Bashiqa, fifteen kilometers north of Mosul, is known as the country's olive region. Hundreds of thousands of olive trees have been growing there for centuries and have been the mainstay of a thriving olive, olive oil and soap industry. But that changed when ISIL took control of the region in 2014. Bashiqa may be free of ISIL now but the olive business may never recover.
It's tough to tell what this crop is because it's almost dead.
The five-acre olive grove belongs to what was Bashiqa's biggest olive oil and tahini producer - the adjacent, family-owned factory produced thirty-five tons of olive oil per year for markets in Iraq, Kurdistan, Germany and Sweden.
But then ISIL came in in 2014 and trashed it - stealing the machinery, generators, multiple tons of olives and more than a million dollars' worth of sesame seeds.
A graffiti message left behind: "The Caliphate Follows the Path of the Prophet."
Peshmerga fighters pushed ISIL out of Bashiqa in early November the town remains deserted. There's not much to come back to and residents who previously lived under Iraqi governance fear Kurdish Peshmerga may not leave.

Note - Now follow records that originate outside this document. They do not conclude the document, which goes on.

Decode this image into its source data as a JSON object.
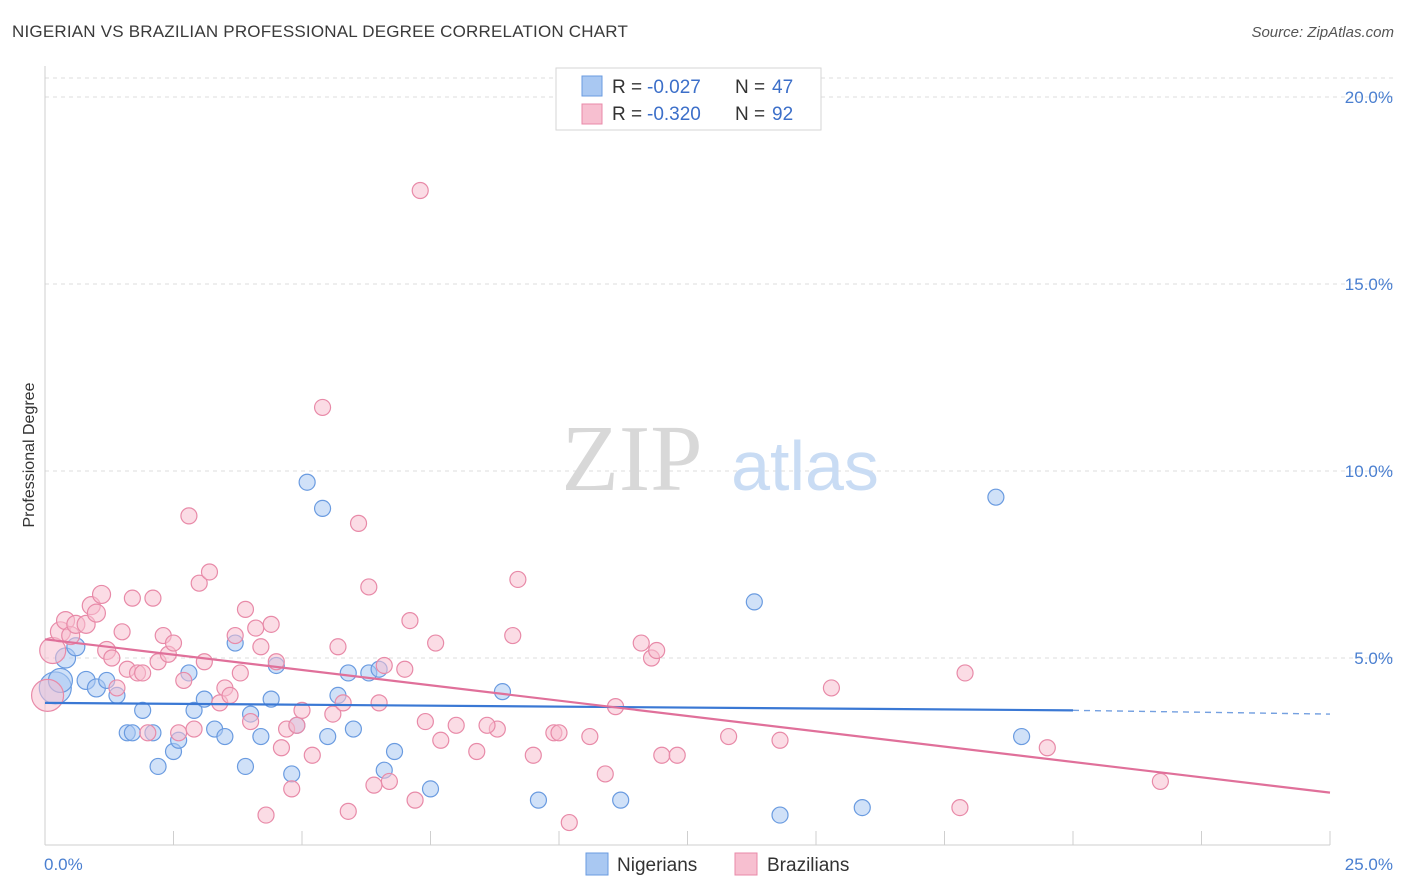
{
  "title": "NIGERIAN VS BRAZILIAN PROFESSIONAL DEGREE CORRELATION CHART",
  "source": "Source: ZipAtlas.com",
  "watermark": {
    "zip": "ZIP",
    "atlas": "atlas"
  },
  "legend": {
    "rows": [
      {
        "r_label": "R =",
        "r_value": "-0.027",
        "n_label": "N =",
        "n_value": "47",
        "color": "#a9c8f2",
        "stroke": "#6a9be0"
      },
      {
        "r_label": "R =",
        "r_value": "-0.320",
        "n_label": "N =",
        "n_value": "92",
        "color": "#f7bfd0",
        "stroke": "#e88aa8"
      }
    ]
  },
  "bottom_legend": [
    {
      "label": "Nigerians",
      "color": "#a9c8f2",
      "stroke": "#6a9be0"
    },
    {
      "label": "Brazilians",
      "color": "#f7bfd0",
      "stroke": "#e88aa8"
    }
  ],
  "chart_data": {
    "type": "scatter",
    "title": "NIGERIAN VS BRAZILIAN PROFESSIONAL DEGREE CORRELATION CHART",
    "xlabel": "",
    "ylabel": "Professional Degree",
    "xlim": [
      0,
      25
    ],
    "ylim": [
      0,
      20.5
    ],
    "x_ticks": [
      {
        "value": 0,
        "label": "0.0%"
      },
      {
        "value": 25,
        "label": "25.0%"
      }
    ],
    "y_ticks": [
      {
        "value": 5,
        "label": "5.0%"
      },
      {
        "value": 10,
        "label": "10.0%"
      },
      {
        "value": 15,
        "label": "15.0%"
      },
      {
        "value": 20,
        "label": "20.0%"
      }
    ],
    "grid": "horizontal dashed",
    "legend_position": "top-center",
    "series": [
      {
        "name": "Nigerians",
        "color": "#6a9be0",
        "fill": "#a9c8f2",
        "trend": {
          "x0": 0,
          "y0": 3.8,
          "x1": 20,
          "y1": 3.6,
          "dashed_to": 25,
          "dashed_y": 3.5,
          "color": "#3a78d4"
        },
        "points": [
          [
            0.2,
            4.2,
            16
          ],
          [
            0.3,
            4.4,
            12
          ],
          [
            0.4,
            5.0,
            10
          ],
          [
            0.6,
            5.3,
            9
          ],
          [
            0.8,
            4.4,
            9
          ],
          [
            1.0,
            4.2,
            9
          ],
          [
            1.2,
            4.4,
            8
          ],
          [
            1.4,
            4.0,
            8
          ],
          [
            1.6,
            3.0,
            8
          ],
          [
            1.7,
            3.0,
            8
          ],
          [
            1.9,
            3.6,
            8
          ],
          [
            2.1,
            3.0,
            8
          ],
          [
            2.2,
            2.1,
            8
          ],
          [
            2.5,
            2.5,
            8
          ],
          [
            2.6,
            2.8,
            8
          ],
          [
            2.8,
            4.6,
            8
          ],
          [
            2.9,
            3.6,
            8
          ],
          [
            3.1,
            3.9,
            8
          ],
          [
            3.3,
            3.1,
            8
          ],
          [
            3.5,
            2.9,
            8
          ],
          [
            3.7,
            5.4,
            8
          ],
          [
            3.9,
            2.1,
            8
          ],
          [
            4.0,
            3.5,
            8
          ],
          [
            4.2,
            2.9,
            8
          ],
          [
            4.4,
            3.9,
            8
          ],
          [
            4.5,
            4.8,
            8
          ],
          [
            4.8,
            1.9,
            8
          ],
          [
            4.9,
            3.2,
            8
          ],
          [
            5.1,
            9.7,
            8
          ],
          [
            5.4,
            9.0,
            8
          ],
          [
            5.5,
            2.9,
            8
          ],
          [
            5.7,
            4.0,
            8
          ],
          [
            5.9,
            4.6,
            8
          ],
          [
            6.0,
            3.1,
            8
          ],
          [
            6.3,
            4.6,
            8
          ],
          [
            6.5,
            4.7,
            8
          ],
          [
            6.6,
            2.0,
            8
          ],
          [
            6.8,
            2.5,
            8
          ],
          [
            7.5,
            1.5,
            8
          ],
          [
            8.9,
            4.1,
            8
          ],
          [
            9.6,
            1.2,
            8
          ],
          [
            11.2,
            1.2,
            8
          ],
          [
            13.8,
            6.5,
            8
          ],
          [
            14.3,
            0.8,
            8
          ],
          [
            15.9,
            1.0,
            8
          ],
          [
            18.5,
            9.3,
            8
          ],
          [
            19.0,
            2.9,
            8
          ]
        ]
      },
      {
        "name": "Brazilians",
        "color": "#e88aa8",
        "fill": "#f7bfd0",
        "trend": {
          "x0": 0,
          "y0": 5.5,
          "x1": 25,
          "y1": 1.4,
          "color": "#e0709a"
        },
        "points": [
          [
            0.05,
            4.0,
            16
          ],
          [
            0.15,
            5.2,
            13
          ],
          [
            0.3,
            5.7,
            10
          ],
          [
            0.4,
            6.0,
            9
          ],
          [
            0.5,
            5.6,
            9
          ],
          [
            0.6,
            5.9,
            9
          ],
          [
            0.8,
            5.9,
            9
          ],
          [
            0.9,
            6.4,
            9
          ],
          [
            1.0,
            6.2,
            9
          ],
          [
            1.1,
            6.7,
            9
          ],
          [
            1.2,
            5.2,
            9
          ],
          [
            1.3,
            5.0,
            8
          ],
          [
            1.4,
            4.2,
            8
          ],
          [
            1.5,
            5.7,
            8
          ],
          [
            1.6,
            4.7,
            8
          ],
          [
            1.7,
            6.6,
            8
          ],
          [
            1.8,
            4.6,
            8
          ],
          [
            1.9,
            4.6,
            8
          ],
          [
            2.0,
            3.0,
            8
          ],
          [
            2.1,
            6.6,
            8
          ],
          [
            2.2,
            4.9,
            8
          ],
          [
            2.3,
            5.6,
            8
          ],
          [
            2.4,
            5.1,
            8
          ],
          [
            2.5,
            5.4,
            8
          ],
          [
            2.6,
            3.0,
            8
          ],
          [
            2.7,
            4.4,
            8
          ],
          [
            2.8,
            8.8,
            8
          ],
          [
            2.9,
            3.1,
            8
          ],
          [
            3.0,
            7.0,
            8
          ],
          [
            3.1,
            4.9,
            8
          ],
          [
            3.2,
            7.3,
            8
          ],
          [
            3.4,
            3.8,
            8
          ],
          [
            3.5,
            4.2,
            8
          ],
          [
            3.6,
            4.0,
            8
          ],
          [
            3.7,
            5.6,
            8
          ],
          [
            3.8,
            4.6,
            8
          ],
          [
            3.9,
            6.3,
            8
          ],
          [
            4.0,
            3.3,
            8
          ],
          [
            4.1,
            5.8,
            8
          ],
          [
            4.2,
            5.3,
            8
          ],
          [
            4.3,
            0.8,
            8
          ],
          [
            4.4,
            5.9,
            8
          ],
          [
            4.5,
            4.9,
            8
          ],
          [
            4.6,
            2.6,
            8
          ],
          [
            4.7,
            3.1,
            8
          ],
          [
            4.8,
            1.5,
            8
          ],
          [
            4.9,
            3.2,
            8
          ],
          [
            5.0,
            3.6,
            8
          ],
          [
            5.2,
            2.4,
            8
          ],
          [
            5.4,
            11.7,
            8
          ],
          [
            5.6,
            3.5,
            8
          ],
          [
            5.7,
            5.3,
            8
          ],
          [
            5.8,
            3.8,
            8
          ],
          [
            5.9,
            0.9,
            8
          ],
          [
            6.1,
            8.6,
            8
          ],
          [
            6.3,
            6.9,
            8
          ],
          [
            6.4,
            1.6,
            8
          ],
          [
            6.5,
            3.8,
            8
          ],
          [
            6.6,
            4.8,
            8
          ],
          [
            6.7,
            1.7,
            8
          ],
          [
            7.0,
            4.7,
            8
          ],
          [
            7.1,
            6.0,
            8
          ],
          [
            7.2,
            1.2,
            8
          ],
          [
            7.3,
            17.5,
            8
          ],
          [
            7.4,
            3.3,
            8
          ],
          [
            7.6,
            5.4,
            8
          ],
          [
            7.7,
            2.8,
            8
          ],
          [
            8.0,
            3.2,
            8
          ],
          [
            8.4,
            2.5,
            8
          ],
          [
            8.8,
            3.1,
            8
          ],
          [
            9.1,
            5.6,
            8
          ],
          [
            9.2,
            7.1,
            8
          ],
          [
            9.5,
            2.4,
            8
          ],
          [
            9.9,
            3.0,
            8
          ],
          [
            10.2,
            0.6,
            8
          ],
          [
            10.6,
            2.9,
            8
          ],
          [
            10.9,
            1.9,
            8
          ],
          [
            11.1,
            3.7,
            8
          ],
          [
            11.6,
            5.4,
            8
          ],
          [
            11.8,
            5.0,
            8
          ],
          [
            11.9,
            5.2,
            8
          ],
          [
            12.0,
            2.4,
            8
          ],
          [
            12.3,
            2.4,
            8
          ],
          [
            13.3,
            2.9,
            8
          ],
          [
            14.3,
            2.8,
            8
          ],
          [
            15.3,
            4.2,
            8
          ],
          [
            17.8,
            1.0,
            8
          ],
          [
            17.9,
            4.6,
            8
          ],
          [
            19.5,
            2.6,
            8
          ],
          [
            21.7,
            1.7,
            8
          ],
          [
            10.0,
            3.0,
            8
          ],
          [
            8.6,
            3.2,
            8
          ]
        ]
      }
    ]
  }
}
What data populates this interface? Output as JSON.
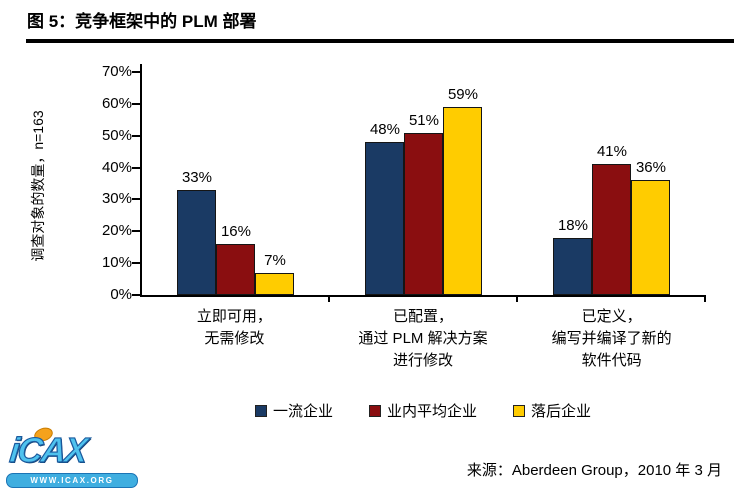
{
  "title": "图 5：竞争框架中的 PLM 部署",
  "source": "来源：Aberdeen Group，2010 年 3 月",
  "logo": {
    "brand": "iCAX",
    "site": "WWW.ICAX.ORG"
  },
  "chart_data": {
    "type": "bar",
    "title": "图 5：竞争框架中的 PLM 部署",
    "ylabel": "调查对象的数量，n=163",
    "xlabel": "",
    "ylim": [
      0,
      70
    ],
    "ytick_labels": [
      "70%",
      "60%",
      "50%",
      "40%",
      "30%",
      "20%",
      "10%",
      "0%"
    ],
    "grid": false,
    "legend_position": "bottom",
    "categories": [
      "立即可用，无需修改",
      "已配置，通过 PLM 解决方案进行修改",
      "已定义，编写并编译了新的软件代码"
    ],
    "category_lines": [
      [
        "立即可用，",
        "无需修改"
      ],
      [
        "已配置，",
        "通过 PLM 解决方案",
        "进行修改"
      ],
      [
        "已定义，",
        "编写并编译了新的",
        "软件代码"
      ]
    ],
    "series": [
      {
        "name": "一流企业",
        "color": "#1A3A64",
        "values": [
          33,
          48,
          18
        ],
        "value_labels": [
          "33%",
          "48%",
          "18%"
        ]
      },
      {
        "name": "业内平均企业",
        "color": "#8A0E10",
        "values": [
          16,
          51,
          41
        ],
        "value_labels": [
          "16%",
          "51%",
          "41%"
        ]
      },
      {
        "name": "落后企业",
        "color": "#FFCC00",
        "values": [
          7,
          59,
          36
        ],
        "value_labels": [
          "7%",
          "59%",
          "36%"
        ]
      }
    ]
  }
}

On Tuesday, one factory owner returned to retrieve paperwork - he's been here twice since 2014.
"This has been very very painful. Our life's work of years vanished before our eyes in minutes...in hours. It's very hard," said Lausanne Jelal, olive factory owner.
Lausanne hopes to revive the business...it will be a tremendous undertaking.
Before the family can get this factory up and running again, they've got to clear out the mines and explosives, restore water and electricity, replace all of the stolen machinery and they're going to have to re-irrigate these trees.
Foremost in their minds: concern that a brewing Iraqi versus Kurdish struggle for control of Bashiqa will soon erupt, pushing back restoration plans even further.